Título da obra: Cena do espetáculo Sortilégio


Registro fotográfico autoria desconhecida
Espetáculo Sortilégio. Em cena: Matilde Gomes, Heloísa Herta, Stela Delfina, Ruth de Souza e Abdias do Nascimento
,
1957
Registro fotográfico autoria desconhecida
Histórico
Com texto de Abdias do Nascimento, fundador e diretor do Teatro Experimental do Negro, a montagem de Sortilégio, encenada no Theatro Municipal do Rio de Janeiro, com artistas de renome e sucesso de público, coroa o investimento do conjunto na criação de uma dramaturgia própria, que valorize os temas ligados à cultura negra, sem perder de vista o objetivo artístico.
O texto é uma fábula moral, que cria uma metáfora da situação do negro no Brasil. Emanuel, advogado negro, rejeita sua própria cultura e sua religião por desejo de ascensão social. Apesar de amar a negra Ifigênia, casa-se com uma mulher branca, Margarida. A esposa trai Emanuel que, humilhado, acaba por matá-la. Perseguido pela polícia, busca refúgio num terreiro, onde é assassinado por Ifigênia, a antiga paixão.

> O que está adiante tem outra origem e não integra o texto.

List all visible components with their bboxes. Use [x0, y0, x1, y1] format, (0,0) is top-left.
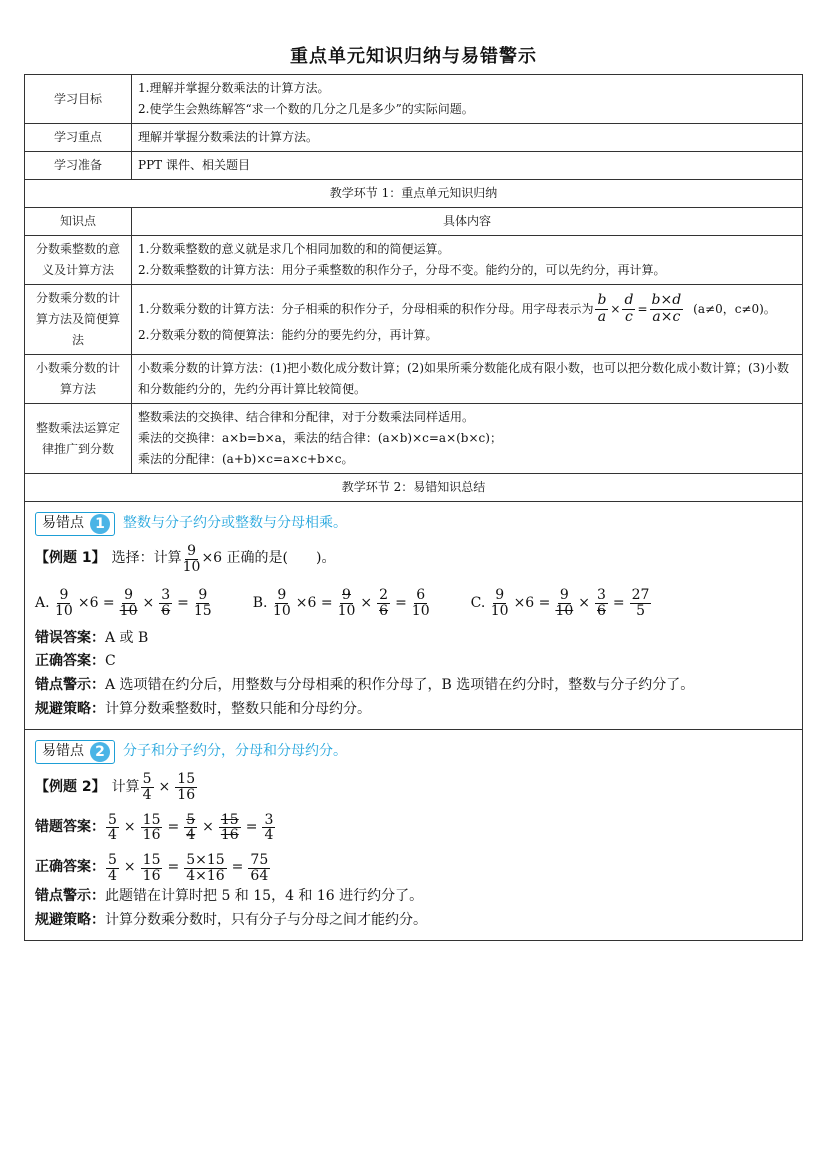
warning-1 — [35, 676, 792, 696]
error-number-badge: 2 — [90, 742, 110, 762]
wrong-answer-label: 错题答案： — [35, 818, 105, 835]
formula-frac-result: $\frac{b\times d}{a\times c}$ — [651, 292, 682, 325]
option-a: A. $\frac{9}{10}$ ×6 = $\frac{9}{10}$ × $\frac{3}{6}$ = $\frac{9}{15}$ — [35, 587, 212, 620]
k1-label: 分数乘整数的意义及计算方法 — [25, 236, 132, 285]
error-2-heading — [35, 740, 792, 764]
strategy-2 — [35, 911, 792, 931]
right-answer-1 — [35, 652, 792, 672]
warning-label: 错点警示： — [35, 888, 105, 905]
example-1-text: 选择：计算 — [111, 550, 182, 567]
wrong-answer-label: 错误答案： — [35, 629, 105, 646]
goal-1: 1.理解并掌握分数乘法的计算方法。 — [138, 81, 330, 95]
right-answer-label: 正确答案： — [35, 859, 105, 876]
section-2-heading: 教学环节 2：易错知识总结 — [25, 474, 803, 502]
table-row — [25, 208, 803, 236]
page-title: 重点单元知识归纳与易错警示 — [290, 46, 537, 67]
error-number-badge: 1 — [90, 514, 110, 534]
error-point-1 — [25, 502, 803, 730]
right-answer-2: 正确答案： $\frac{5}{4}$ × $\frac{15}{16}$ = $\frac{5\times 15}{4\times 16}$ = $\frac{75}{64}$ — [35, 851, 269, 884]
goal-2: 2.使学生会熟练解答“求一个数的几分之几是多少”的实际问题。 — [138, 102, 474, 116]
k2-content — [132, 285, 803, 355]
k1-content — [132, 236, 803, 285]
error-tag-label: 易错点 — [42, 515, 84, 532]
k1-a: 1.分数乘整数的意义就是求几个相同加数的和的简便运算。 — [138, 242, 450, 256]
example-2-label: 【例题 2】 — [35, 778, 106, 795]
table-row — [25, 152, 803, 180]
option-c: C. $\frac{9}{10}$ ×6 = $\frac{9}{10}$ × $\frac{3}{6}$ = $\frac{27}{5}$ — [470, 587, 650, 620]
k1-b: 2.分数乘整数的计算方法：用分子乘整数的积作分子，分母不变。能约分的，可以先约分，再计算。 — [138, 263, 666, 277]
k4-content — [132, 404, 803, 474]
strategy-1 — [35, 700, 792, 720]
strategy-text: 计算分数乘整数时，整数只能和分母约分。 — [105, 700, 371, 717]
formula-frac-d-c: $\frac{d}{c}$ — [624, 292, 634, 325]
focus-label: 学习重点 — [25, 124, 132, 152]
example-1-options — [35, 588, 792, 618]
warning-text: 此题错在计算时把 5 和 15，4 和 16 进行约分了。 — [105, 888, 424, 905]
option-b: B. $\frac{9}{10}$ ×6 = $\frac{9}{10}$ × $\frac{2}{6}$ = $\frac{6}{10}$ — [252, 587, 430, 620]
fraction: $\frac{9}{10}$ — [182, 543, 201, 575]
table-row — [25, 75, 803, 124]
focus-text: 理解并掌握分数乘法的计算方法。 — [132, 124, 803, 152]
strategy-label: 规避策略： — [35, 700, 105, 717]
prep-label: 学习准备 — [25, 152, 132, 180]
example-2-text: 计算 — [111, 778, 140, 795]
k4-label: 整数乘法运算定律推广到分数 — [25, 404, 132, 474]
k2-a-cond: (a≠0，c≠0)。 — [693, 301, 776, 316]
equals-sign: = — [637, 301, 648, 316]
table-row — [25, 236, 803, 285]
strategy-text: 计算分数乘分数时，只有分子与分母之间才能约分。 — [105, 911, 427, 928]
strategy-label: 规避策略： — [35, 911, 105, 928]
k2-b: 2.分数乘分数的简便算法：能约分的要先约分，再计算。 — [138, 327, 438, 342]
error-tag — [35, 512, 115, 536]
warning-2 — [35, 887, 792, 907]
k3-label: 小数乘分数的计算方法 — [25, 355, 132, 404]
wrong-answer-text: A 或 B — [105, 629, 149, 646]
example-1-label: 【例题 1】 — [35, 550, 106, 567]
example-2: 【例题 2】 计算 $\frac{5}{4}$ × $\frac{15}{16}$ — [35, 771, 196, 803]
k2-label: 分数乘分数的计算方法及简便算法 — [25, 285, 132, 355]
table-row — [25, 730, 803, 941]
table-row — [25, 180, 803, 208]
error-1-title: 整数与分子约分或整数与分母相乘。 — [123, 515, 347, 532]
col-point-header: 知识点 — [25, 208, 132, 236]
k4-a: 整数乘法的交换律、结合律和分配律，对于分数乘法同样适用。 — [138, 410, 475, 424]
formula-frac-b-a: $\frac{b}{a}$ — [597, 292, 607, 325]
warning-text: A 选项错在约分后，用整数与分母相乘的积作分母了，B 选项错在约分时，整数与分子约分了。 — [105, 676, 695, 693]
error-1-heading — [35, 512, 792, 536]
k2-a-line — [138, 293, 796, 325]
table-row — [25, 404, 803, 474]
k4-b: 乘法的交换律：a×b=b×a，乘法的结合律：(a×b)×c=a×(b×c)； — [138, 431, 502, 445]
right-answer-label: 正确答案： — [35, 653, 105, 670]
wrong-answer-1 — [35, 629, 792, 649]
error-tag-label: 易错点 — [42, 743, 84, 760]
goal-content — [132, 75, 803, 124]
example-1-tail: ×6 正确的是( )。 — [201, 550, 336, 567]
k3-text: 小数乘分数的计算方法：(1)把小数化成分数计算；(2)如果所乘分数能化成有限小数，也可以把分数化成小数计算；(3)小数和分数能约分的，先约分再计算比较简便。 — [132, 355, 803, 404]
prep-text: PPT 课件、相关题目 — [132, 152, 803, 180]
table-row — [25, 355, 803, 404]
wrong-answer-2: 错题答案： $\frac{5}{4}$ × $\frac{15}{16}$ = $\frac{5}{4}$ × $\frac{15}{16}$ = $\frac{3}{4}$ — [35, 811, 274, 844]
goal-label: 学习目标 — [25, 75, 132, 124]
times-sign: × — [610, 301, 621, 316]
k4-c: 乘法的分配律：(a+b)×c=a×c+b×c。 — [138, 452, 354, 466]
error-2-title: 分子和分子约分，分母和分母约分。 — [123, 743, 347, 760]
error-point-2 — [25, 730, 803, 941]
example-1 — [35, 544, 792, 574]
col-content-header: 具体内容 — [132, 208, 803, 236]
k2-a: 1.分数乘分数的计算方法：分子相乘的积作分子，分母相乘的积作分母。用字母表示为 — [138, 301, 594, 316]
table-row — [25, 124, 803, 152]
warning-label: 错点警示： — [35, 676, 105, 693]
table-row — [25, 474, 803, 502]
right-answer-text: C — [105, 653, 116, 670]
error-tag — [35, 740, 115, 764]
section-1-heading: 教学环节 1：重点单元知识归纳 — [25, 180, 803, 208]
lesson-table — [24, 74, 803, 941]
table-row — [25, 502, 803, 730]
table-row — [25, 285, 803, 355]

O autor, que interpreta o protagonista, reveste a peça de mistério - meias palavras, sentidos figurados, dubiedade nas ações - colocando-a no limite entre a realidade e a lenda, a vida e o culto. A direção colabora para esse feito, por meio de música litúrgica e batuques, um coro que pontua todo o espetáculo, trajes religiosos e máscaras. O diretor Léo Jusi opta pelo que chama de "estética negra", em detrimento de uma leitura individualista e psicológica da história, e trata "este mistério negro em termos de tragédia social, colocando Emanuel não só como o homem, mas também como o herói, bom e mau, símbolo de uma raça, produto de uma injustiça social".1 Por meio dessa abordagem, o protagonista é julgado pelos deuses não pelo crime profano em relação a Margarida, mas pelo "crime sagrado de alienar-se de sua cultura, o de envergonhar-se de sua raça, o de querer embranquecer".2
No programa, vários artistas e intelectuais assinam artigos de análise da contribuição e do mérito artístico da companhia e da montagem, entre eles, o cenógrafo Tomás Santa Rosa, Roland Corbusier, o ministro Clóvis Salgado, o pintor Candido Portinari, Guerreiro Ramos e Glaucio Gill, que identifica como tema central da peça a busca da liberdade e escreve: "Os valores da perdição permanecem vivos para o homem negro, como no primeiro momento. Pesam-lhe pouco, por isto, os falsos valores da escravidão e libertação com que a cultura grega enfeitiçou os homens. Por isto o negro é a negação do grego, a negação de Orfeu. É o antiapolíneo, o ser fáustico por excelência. Abdias do Nascimento foi buscar, nas entranhas da raça, a teofania do Fausto, reino da poesia absoluta. E como o poeta divino da Comédia, que encontra o Paraíso ao ver extinto o objeto de seus desejos, nu e limpo como o primeiro homem, é também depois da morte de seus desejos, que Emanuel poderá exclamar: 'Eu matei Margarida. Sou um negro livre'." 3
Notas
1. JUSI, Léo. Texto para o Programa. SORTILÉGIO. Direção Léo Jusi; texto Léo Jusi e Glaucio Gill. Rio de Janeiro, 1957. 1 folder. Programa do espetáculo, apresentado no Teatro Municipal em agosto de 1957.
2. Ibid.
3. GILL, Glaucio. Texto para o Programa de Sortilégio.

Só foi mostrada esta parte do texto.